How to Mitigate CVE-2026-0714

Immediate Actions Required

• Review and enhance physical security controls for all affected Moxa industrial computer installations
• Implement tamper-evident seals on device enclosures and establish inspection procedures
• Restrict physical access to authorized personnel only with documented access control policies
• Evaluate the sensitivity of data stored on affected devices and consider additional encryption layers

Patch Information

Moxa has released a security advisory addressing this vulnerability. Organizations should consult the Moxa Security Advisory MPSA-255121 for specific remediation guidance and any available firmware updates that may address this issue.

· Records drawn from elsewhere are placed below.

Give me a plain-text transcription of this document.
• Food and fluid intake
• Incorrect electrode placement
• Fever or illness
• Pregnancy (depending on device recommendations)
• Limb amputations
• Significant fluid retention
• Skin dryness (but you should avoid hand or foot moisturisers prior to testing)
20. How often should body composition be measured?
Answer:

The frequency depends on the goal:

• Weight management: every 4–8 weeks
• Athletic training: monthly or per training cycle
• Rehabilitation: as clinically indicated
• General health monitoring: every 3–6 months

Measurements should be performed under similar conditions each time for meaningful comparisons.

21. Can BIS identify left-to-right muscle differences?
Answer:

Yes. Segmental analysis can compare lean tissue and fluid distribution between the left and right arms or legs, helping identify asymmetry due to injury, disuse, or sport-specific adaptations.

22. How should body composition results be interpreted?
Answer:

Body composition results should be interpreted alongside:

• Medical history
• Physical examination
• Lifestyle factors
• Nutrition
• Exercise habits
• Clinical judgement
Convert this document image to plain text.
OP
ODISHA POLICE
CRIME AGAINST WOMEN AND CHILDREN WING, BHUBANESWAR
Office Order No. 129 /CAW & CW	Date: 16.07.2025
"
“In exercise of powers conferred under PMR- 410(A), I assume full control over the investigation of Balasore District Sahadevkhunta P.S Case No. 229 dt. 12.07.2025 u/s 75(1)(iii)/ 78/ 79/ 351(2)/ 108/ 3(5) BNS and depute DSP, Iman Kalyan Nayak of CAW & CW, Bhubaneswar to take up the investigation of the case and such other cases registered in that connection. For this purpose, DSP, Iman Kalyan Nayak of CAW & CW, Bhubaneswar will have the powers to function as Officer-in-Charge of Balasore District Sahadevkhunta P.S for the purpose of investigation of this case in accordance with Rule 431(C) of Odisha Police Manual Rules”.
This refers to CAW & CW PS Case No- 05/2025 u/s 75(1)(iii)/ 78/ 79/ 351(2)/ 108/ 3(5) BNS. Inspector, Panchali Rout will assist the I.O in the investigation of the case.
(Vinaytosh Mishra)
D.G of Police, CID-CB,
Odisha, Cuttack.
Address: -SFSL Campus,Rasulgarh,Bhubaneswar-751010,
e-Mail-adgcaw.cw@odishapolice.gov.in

Contact Moxa technical support to determine if updated hardware configurations with integrated TPM or encrypted SPI communications are available.

Workarounds

• Deploy affected devices in physically secured environments with restricted access controls
• Implement defense-in-depth by adding application-layer encryption for sensitive data stored on the device
• Consider network segmentation to limit exposure if disk contents were to be compromised
• Evaluate the use of additional hardware security modules or encrypted storage solutions independent of TPM-backed LUKS

Physical security measures should be proportional to the sensitivity of the data and operational criticality of the industrial systems. Regular security assessments and physical penetration testing can help validate the effectiveness of implemented controls.